GB. 2009. DVD (Region 2 PAL). 105 minutes + extras. BFI DVD. £19.99
About the Author: Professor Julian Petley is Head of Research, Journalism at Brunel University. His publications include Film and Video Censorship in contemporary Britain (2011, Edinburgh University Press), Pointing the Finger: Islam and Muslims in the British Media (2011, Oneworld) and Censorship: a Beginner's Guide (2009, One World)
In 1988, Edward Herman and Noam Chomsky published Manufacturing Consent: the Political Economy of the Mass Media, a book whose ‘propaganda model’ of the media has proved as influential as it is controversial. What this demonstrates, with a wealth of empirical detail, is how massive inequalities of wealth and power, within both the media and the wider society, make it possible to ‘filter out the news fit to print, marginalise dissent, and allow the government and dominant private interests to get their message across to the public’. To this end, they identify five sets of ‘filters’ which squeeze out certain kinds of news and actively encourage he production of others; this they do by fixing the ‘premises of discourse and interpretation, and the definition of what is newsworthy in the first place’.
Made over a period of five years and distilled from more than 120 hours of material, it is a very considerable achievement
These filters consist of ‘size, concentrated ownership, owner wealth, and profit orientation of the dominant mass-media firms’; advertising, to whose requirements much media content is tailored; the governmental and corporate sources on which news organisations are so heavily dependent; the various measures, referred to as ‘flak’ by Herman and Chomsky, which powerful interests mobilise in order to discourage critical media coverage; and anti-Communism, although in today’s post Cold War world this has mutated into a more generalised ideological filter which helps to shape the news in the interests of fighting the ‘war on terror’. Thus are set what Chomsky aptly describes in Necessary Illusions as ‘the bounds on thinkable thought’, and this is this process which Mark Achbar and Peter Wintonick’s film Manufacturing Consent sets out to explain and illustrate.
Made over a period of five years and distilled from more than 120 hours of material, it is a very considerable achievement. Chomsky is a tireless and lucid exponent of his thesis, but the film is by no means simply a montage of extracts from his global lectures and interviews, and constantly attempts both to conjure and demystify the media landscape of which he is such a stern critic. For the most part this works very well – as, for example, in the ‘operation’ which shows a Times article critical of the genocide in East Timor being surgically turned into a whitewash of the same event by the New York Times. Highly effective, too, is the juxtaposition of Chomsky’s analysis of the media with extracts from various smugly selfcongratulatory documentaries about the ‘free press’. Occasionally, however, there is a slight sense of visual overload, and of the visuals getting in the way of the ideas.

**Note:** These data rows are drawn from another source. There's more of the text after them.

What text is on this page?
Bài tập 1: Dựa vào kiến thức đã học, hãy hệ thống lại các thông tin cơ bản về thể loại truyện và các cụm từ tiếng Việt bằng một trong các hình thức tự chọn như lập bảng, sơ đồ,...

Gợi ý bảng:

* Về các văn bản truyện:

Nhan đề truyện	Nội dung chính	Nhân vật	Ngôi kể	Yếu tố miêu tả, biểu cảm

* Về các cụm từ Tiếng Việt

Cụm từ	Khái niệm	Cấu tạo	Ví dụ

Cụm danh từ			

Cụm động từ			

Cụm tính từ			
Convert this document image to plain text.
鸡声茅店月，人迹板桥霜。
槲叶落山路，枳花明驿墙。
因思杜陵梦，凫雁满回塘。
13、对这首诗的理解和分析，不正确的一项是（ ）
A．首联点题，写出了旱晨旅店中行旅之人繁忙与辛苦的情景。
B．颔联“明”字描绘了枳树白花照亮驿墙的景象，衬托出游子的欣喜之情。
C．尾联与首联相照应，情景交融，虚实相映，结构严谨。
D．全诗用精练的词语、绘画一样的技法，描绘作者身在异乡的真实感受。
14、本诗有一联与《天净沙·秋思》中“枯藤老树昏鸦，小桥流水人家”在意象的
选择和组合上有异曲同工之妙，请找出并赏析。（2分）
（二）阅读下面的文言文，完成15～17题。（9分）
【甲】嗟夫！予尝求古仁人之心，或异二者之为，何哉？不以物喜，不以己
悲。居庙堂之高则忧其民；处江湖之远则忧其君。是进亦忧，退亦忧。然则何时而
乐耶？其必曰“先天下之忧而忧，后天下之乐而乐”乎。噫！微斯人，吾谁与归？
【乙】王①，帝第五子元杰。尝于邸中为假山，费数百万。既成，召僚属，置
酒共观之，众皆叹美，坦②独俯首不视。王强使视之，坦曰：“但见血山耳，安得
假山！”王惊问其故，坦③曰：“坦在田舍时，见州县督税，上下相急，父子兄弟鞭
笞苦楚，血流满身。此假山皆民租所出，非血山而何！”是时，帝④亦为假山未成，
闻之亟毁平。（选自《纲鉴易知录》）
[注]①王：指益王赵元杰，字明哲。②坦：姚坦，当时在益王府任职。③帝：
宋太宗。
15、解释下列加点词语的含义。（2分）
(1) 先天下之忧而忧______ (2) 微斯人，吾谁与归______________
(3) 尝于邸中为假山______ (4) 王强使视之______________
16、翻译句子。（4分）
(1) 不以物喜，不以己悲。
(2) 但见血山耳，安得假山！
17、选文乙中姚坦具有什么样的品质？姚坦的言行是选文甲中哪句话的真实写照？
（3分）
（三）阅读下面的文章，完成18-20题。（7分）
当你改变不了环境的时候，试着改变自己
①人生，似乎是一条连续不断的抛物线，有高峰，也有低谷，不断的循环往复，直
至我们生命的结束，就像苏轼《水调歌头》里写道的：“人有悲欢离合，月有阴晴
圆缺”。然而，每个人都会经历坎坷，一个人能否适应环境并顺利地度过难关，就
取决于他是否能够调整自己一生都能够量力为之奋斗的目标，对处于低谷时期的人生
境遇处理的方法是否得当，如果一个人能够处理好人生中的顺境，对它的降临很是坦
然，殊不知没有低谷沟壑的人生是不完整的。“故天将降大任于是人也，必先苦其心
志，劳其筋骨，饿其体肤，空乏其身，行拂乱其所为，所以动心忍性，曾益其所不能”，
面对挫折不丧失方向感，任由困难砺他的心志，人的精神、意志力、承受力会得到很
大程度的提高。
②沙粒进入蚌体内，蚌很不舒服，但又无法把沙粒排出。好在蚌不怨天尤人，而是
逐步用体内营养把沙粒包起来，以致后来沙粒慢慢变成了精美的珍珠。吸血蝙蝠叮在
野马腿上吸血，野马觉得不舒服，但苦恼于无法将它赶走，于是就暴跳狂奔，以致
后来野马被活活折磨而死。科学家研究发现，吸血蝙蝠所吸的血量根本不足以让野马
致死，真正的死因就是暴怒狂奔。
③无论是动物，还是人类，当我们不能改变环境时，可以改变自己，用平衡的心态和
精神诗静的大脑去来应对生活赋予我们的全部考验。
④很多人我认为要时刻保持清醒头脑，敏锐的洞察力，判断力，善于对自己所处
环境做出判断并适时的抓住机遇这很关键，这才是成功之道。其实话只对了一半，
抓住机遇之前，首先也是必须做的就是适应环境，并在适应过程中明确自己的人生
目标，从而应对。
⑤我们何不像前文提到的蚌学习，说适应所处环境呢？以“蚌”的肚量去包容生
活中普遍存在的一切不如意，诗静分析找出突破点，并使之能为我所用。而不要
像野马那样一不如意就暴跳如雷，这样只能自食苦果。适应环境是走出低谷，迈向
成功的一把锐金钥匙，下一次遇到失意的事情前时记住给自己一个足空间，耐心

What the film cannot do, however, is to replicate the sheer weight of empirical detail which makes the arguments propounded by Chomsky in print so compelling. The nearest the film gets to this kind of empirical density is when it contrasts the media coverage of the genocide carried out by the Khmer Rouge in Cambodia with that perpetrated by the Indonesians in East Timor with US and British support – a classic case of the differing media treatment of what Herman and Chomsky call ‘worthy and unworthy victims’.
For all the unremitting rigour of Chomsky’s media critique, Manufacturing Consent is not a pessimistic film. Chomsky, Achbar and Wintonick take particular pains to emphasise the importance of alternative media, and British viewers may feel envious to discover that in the US there are over 800 listener-supported, community and campus radio stations, and over 2200 TV stations of a similar nature. And since the film was first released, the Internet has become a key source of alternative news. These and other recent developments are discussed by Chomsky in a 2007 interview with the film-makers on a very generous disc of extras, which includes unedited versions of some of the interviews excerpted in Manufacturing Consent and a PDF of the book based on the film.